Now managed by Canton's Team 1 Marketing, the stadium is privately owned and in disrepair. A 19-year-old promoter from Solon wants to breathe new life into the old stadium by using it to host a concert on Friday called "Loud Fest 2015."

"I want everybody to come together. I want everybody to have a great time and I want everybody to leave and feel like they have been a part of something. I don't want anybody to feel left out and I want everybody to be themselves," D'Angelo Williams said.

Williams put together a lineup of artists, many of them Cleveland-area rappers, to help give them exposure. The audience could also expect to get sprayed with a biodegradable paint as part of the entertainment.

"It's going to be clean. It's going to be fun and energetic. We are going to take all the precautions to make sure the artists know that our message is to make sure everybody has a good time and to make it clean and safe," Williams said.

But Akron Police Captain Dan Zampelli said there are a lot of issues that need to be worked out with the city before an event can be held there, and the promoters did not give the city any notice of their plans.

The Rubber Bowl does not have electricity so the promoter must bring in generators.  It also does not have running water so the promoters will have to provide enough portable bathrooms for the audience, which is expected to be around 1,000 people as of Tuesday.

City inspectors have also given the promoter a list of items they need to address with the crumbling stadium itself before they will authorize its use for a concert.

Zampelli said no one will be allowed in the bleachers or in the areas underneath the stands because of safety issues.

"Even if they do address those problems, that still doesn't address a number of other issues such as security at the event, such as traffic issues at the event, such as parking at the event," Zampelli said.

"Even if they can address the repair issues that the fire department may have, we still have a number of issues that need to be resolved before they have a concert. So all we are doing is asking that they postpone this concert until we can address those other issues and make it a win-win for everybody and a safe environment for everybody."

The Rubber Bowl's neighbors are also worried about the proposed concert.

"We have concerns about the noise problems and in looking at some recent videos they have of the loud fest (performers,) some of the music has very vulgar language. Although they are saying they are going to tone that down, which is fine, but we want more time to be able to prepare for this," Zampelli said.

Williams said he and his associate have contacted all of the performers and requested that they keep their act clean.

Fox 8 News spoke with two of the performers, Tra-V The Great and EZZY, both from Cleveland. Both said the request to refrain from using vulgarity is reasonable and they are willing to comply.
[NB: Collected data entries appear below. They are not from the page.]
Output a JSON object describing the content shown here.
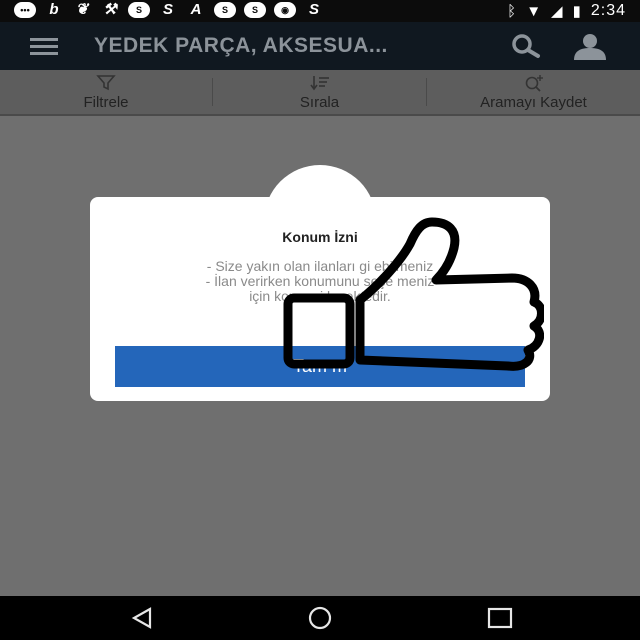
{
  "status_bar": {
    "left_icons": [
      "chat-bubble-icon",
      "b-icon",
      "bird-icon",
      "wrench-icon",
      "sahibinden-icon",
      "s-icon",
      "a-icon",
      "sahibinden-icon",
      "sahibinden-icon",
      "camera-icon",
      "s-icon"
    ],
    "b_glyph": "b",
    "s_glyph": "S",
    "a_glyph": "A",
    "right_icons": [
      "bluetooth-icon",
      "wifi-icon",
      "signal-icon",
      "battery-icon"
    ],
    "time": "2:34"
  },
  "app_bar": {
    "title": "YEDEK PARÇA, AKSESUA...",
    "icons": [
      "menu-icon",
      "search-icon",
      "user-icon"
    ]
  },
  "toolbar": {
    "filter_label": "Filtrele",
    "sort_label": "Sırala",
    "save_search_label": "Aramayı Kaydet"
  },
  "dialog": {
    "title": "Konum İzni",
    "message_lines": [
      "- Size yakın olan ilanları gi    ebilmeniz",
      "- İlan verirken konumunu    seçe    meniz",
      "için konum i         kmektedir."
    ],
    "ok_label": "Tam    m"
  },
  "overlay": {
    "icon": "thumbs-up-icon"
  },
  "nav_bar": {
    "icons": [
      "back-icon",
      "home-icon",
      "recents-icon"
    ]
  },
  "colors": {
    "appbar": "#101820",
    "button": "#2466ba",
    "backdrop": "#6f6f6f"
  }
}
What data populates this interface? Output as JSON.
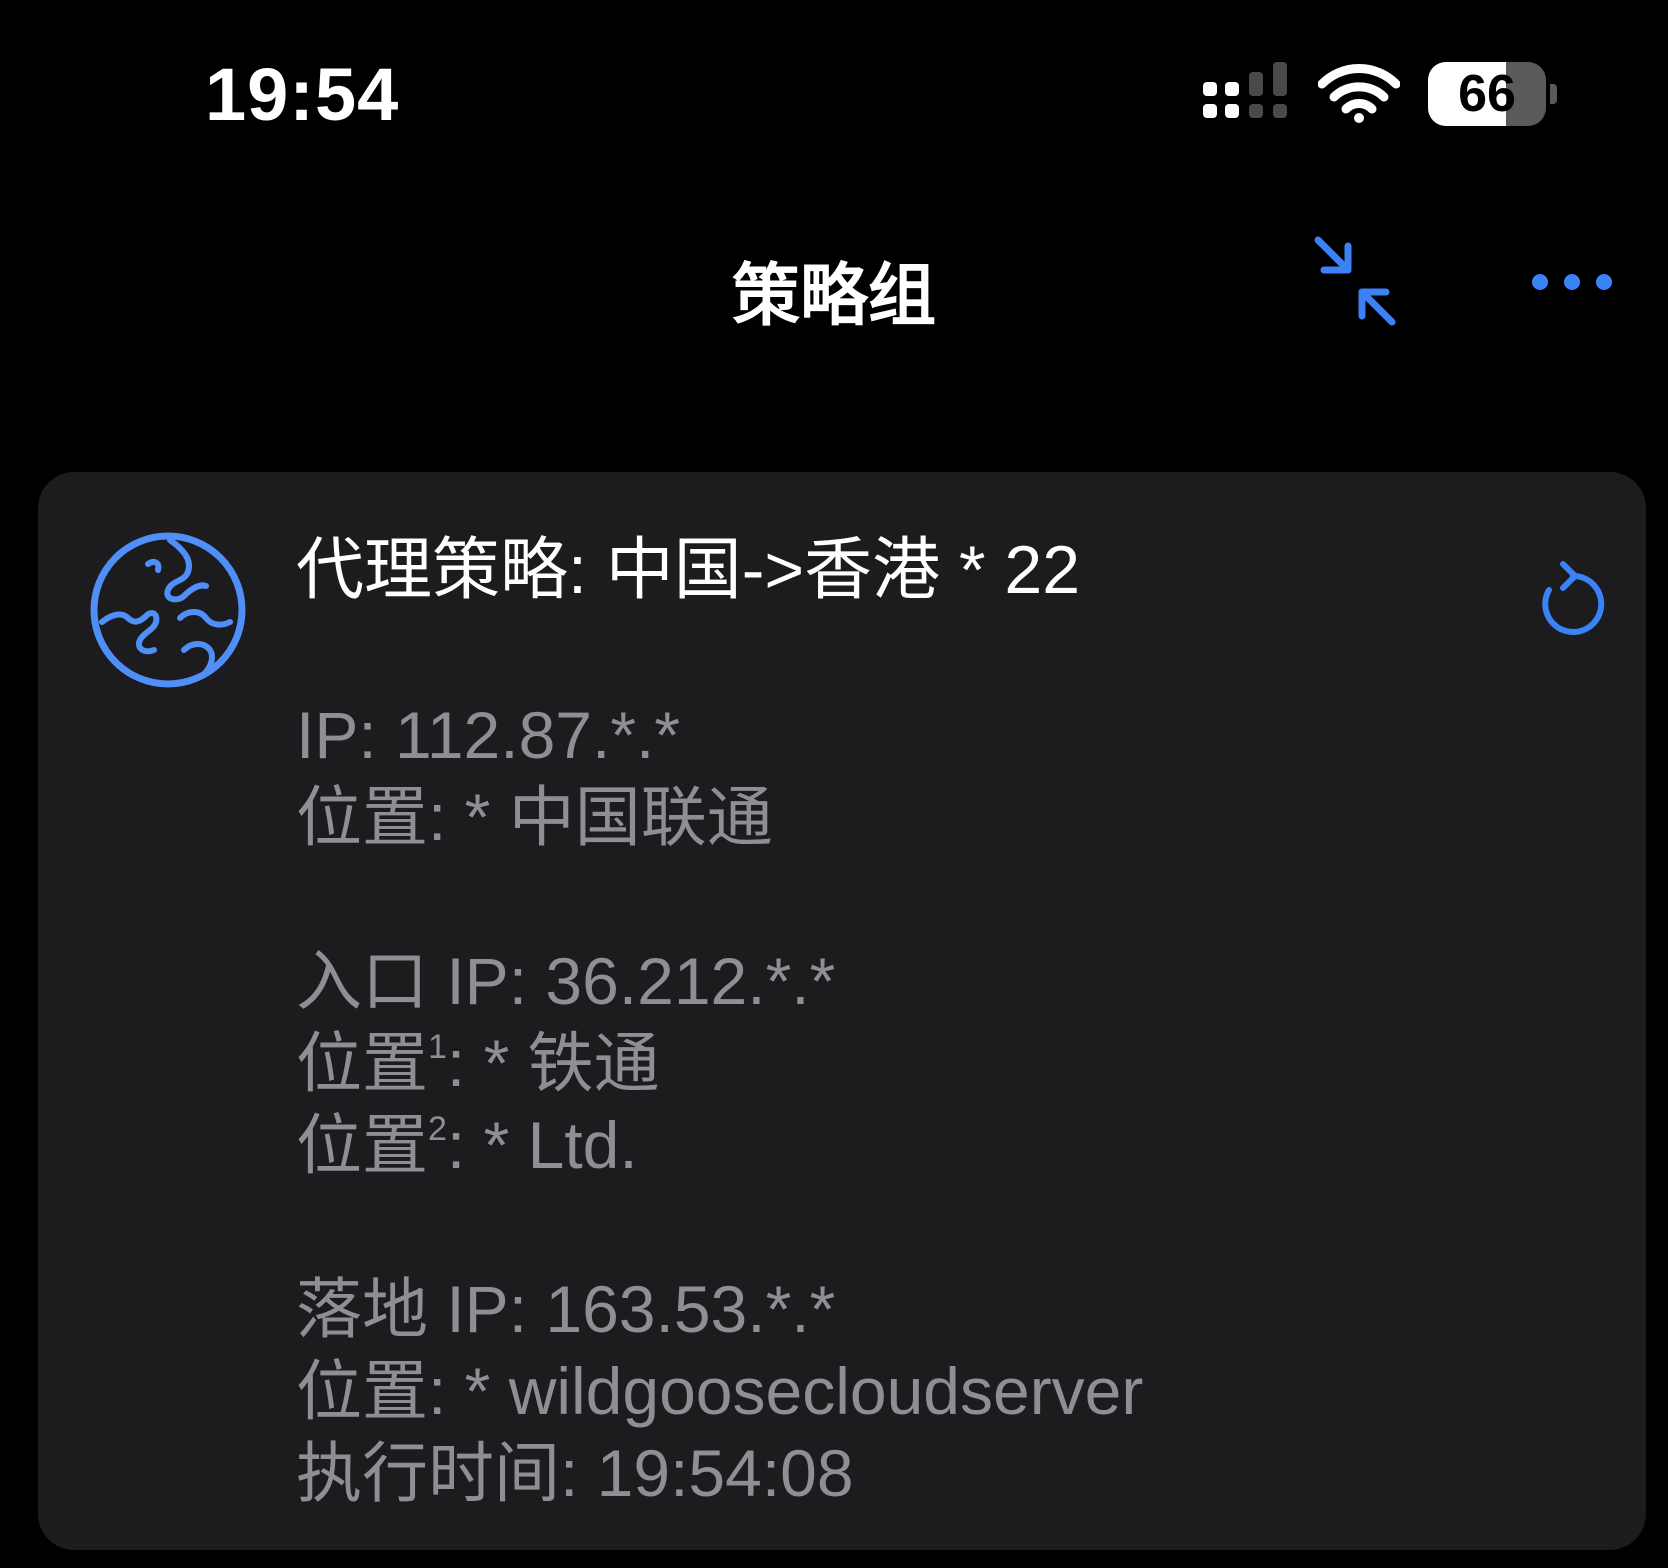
{
  "status_bar": {
    "time": "19:54",
    "battery_level": 66,
    "battery_text": "66"
  },
  "nav": {
    "title": "策略组",
    "accent_color": "#3b82f6"
  },
  "card": {
    "title": "代理策略: 中国->香港 * 22",
    "sections": {
      "proxy_ip": "IP: 112.87.*.*",
      "proxy_location": "位置: * 中国联通",
      "entry_ip": "入口 IP: 36.212.*.*",
      "entry_location_1_label": "位置",
      "entry_location_1_sup": "1",
      "entry_location_1_value": ": * 铁通",
      "entry_location_2_label": "位置",
      "entry_location_2_sup": "2",
      "entry_location_2_value": ": * Ltd.",
      "landing_ip": "落地 IP: 163.53.*.*",
      "landing_location": "位置: * wildgoosecloudserver",
      "exec_time": "执行时间: 19:54:08"
    }
  }
}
"Especially being an all-age event, I consider that it's not too much to ask for from any of the other performers. I definitely agree with wanting to keep it clean," EZZY said.

Among the things the city can control is the parking. All of the lots around the stadium are owned by the city and Zampelli said they are prepared to close the lots to prevent anyone from using them for the concert.

The All American Soap Box Derby, which is right next door, will be holding events there on Friday. Racers and visitors will also need somewhere to park.

"We have to determine what legal rights we have as a city to either prevent them from having the event or if they do have the event and we can't stop them, then make sure that we are monitoring and hold them accountable for the event," Zampelli said.

"If we have to change (the location), we will because we understand the impact of this whole event to the community so as of right now it is in the fire marshal's hands as if this will be a safe environment for people to come in and I will go by whatever they say above anything else," Williams. said.